Florida State Legislative Redistricting
In re Senate Joint Resolution of Legislative Apportionment 1176
State constitutional challenge to Florida’s state legislative districts. In 2012, the Florida Legislature passed Joint Resolution 1176, apportioning the state into 120 State House and 40 State Senate districts. The Attorney General was required by the Florida Constitution to file a petition in the Florida Supreme Court seeking a declaratory judgment to determine the validity of the redistricting plans. We filed an opposition on behalf of the Florida Democratic Party based on the plans’ failure to abide by the new state constitutional prohibition on partisan gerrymandering. While the Florida Supreme Court found the Florida House of Representatives plan to be constitutionally valid, it struck down the Senate plan as “rife with objective indicators of improper intent.”

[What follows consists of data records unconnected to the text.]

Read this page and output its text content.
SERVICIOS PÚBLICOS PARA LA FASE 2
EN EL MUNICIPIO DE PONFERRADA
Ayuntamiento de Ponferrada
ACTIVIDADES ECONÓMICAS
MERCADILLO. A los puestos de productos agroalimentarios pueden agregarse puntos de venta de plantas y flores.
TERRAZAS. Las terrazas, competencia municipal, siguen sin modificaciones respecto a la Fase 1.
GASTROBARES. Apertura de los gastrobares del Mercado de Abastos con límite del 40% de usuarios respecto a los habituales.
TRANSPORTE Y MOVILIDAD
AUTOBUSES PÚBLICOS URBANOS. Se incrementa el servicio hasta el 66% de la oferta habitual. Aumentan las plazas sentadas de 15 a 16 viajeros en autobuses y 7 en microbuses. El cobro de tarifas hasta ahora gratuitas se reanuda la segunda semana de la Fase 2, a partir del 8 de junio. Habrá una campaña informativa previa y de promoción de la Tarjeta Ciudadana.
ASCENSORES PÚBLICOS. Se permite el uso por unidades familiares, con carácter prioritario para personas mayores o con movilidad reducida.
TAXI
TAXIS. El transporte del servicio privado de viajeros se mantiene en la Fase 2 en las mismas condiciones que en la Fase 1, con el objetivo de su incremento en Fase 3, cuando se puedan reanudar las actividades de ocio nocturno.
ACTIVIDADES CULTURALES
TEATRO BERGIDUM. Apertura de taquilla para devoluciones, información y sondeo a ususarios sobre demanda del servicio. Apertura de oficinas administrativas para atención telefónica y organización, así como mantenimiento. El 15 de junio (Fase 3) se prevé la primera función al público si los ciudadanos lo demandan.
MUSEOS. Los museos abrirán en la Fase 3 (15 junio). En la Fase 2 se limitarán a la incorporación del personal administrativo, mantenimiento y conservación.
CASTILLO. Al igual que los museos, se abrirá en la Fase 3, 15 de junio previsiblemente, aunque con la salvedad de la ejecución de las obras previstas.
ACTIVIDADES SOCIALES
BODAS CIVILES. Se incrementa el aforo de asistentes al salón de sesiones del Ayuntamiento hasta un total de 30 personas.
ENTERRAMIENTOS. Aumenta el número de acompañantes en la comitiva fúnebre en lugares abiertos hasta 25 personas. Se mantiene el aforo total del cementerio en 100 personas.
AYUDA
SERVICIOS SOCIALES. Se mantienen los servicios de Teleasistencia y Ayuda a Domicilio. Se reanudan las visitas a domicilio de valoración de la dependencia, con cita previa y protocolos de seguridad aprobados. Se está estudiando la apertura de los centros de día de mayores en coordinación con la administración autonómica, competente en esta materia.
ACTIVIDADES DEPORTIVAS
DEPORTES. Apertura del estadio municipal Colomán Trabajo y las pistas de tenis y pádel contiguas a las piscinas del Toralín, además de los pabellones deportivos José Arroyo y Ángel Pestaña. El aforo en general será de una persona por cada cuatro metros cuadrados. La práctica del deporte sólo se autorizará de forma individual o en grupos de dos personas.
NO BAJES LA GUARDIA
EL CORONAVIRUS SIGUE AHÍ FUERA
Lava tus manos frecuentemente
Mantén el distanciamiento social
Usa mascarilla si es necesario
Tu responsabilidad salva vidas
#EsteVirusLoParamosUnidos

Florida Signature Mismatch (2018)
DNC v. Lee
Challenged Florida’s standard less process of rejecting mail-in and provisional ballots based on a perceived mismatch between the signature on the ballot and the signature in that voter’s registration record. After the district court granted a preliminary injunction and the Eleventh Circuit denied a stay of that injunction, Florida passed SB 7066, which, among other things, extends the deadline to cure vote-by-mail and provisional ballots to two days after the election; requires the Secretary of State to provide signature matching training to supervisors of elections and canvassing boards; and requires any signature mismatch determinations to be made by a majority of the canvassing board, subject to a “beyond a reasonable doubt” standard. SB 7066’s enactment mooted this litigation.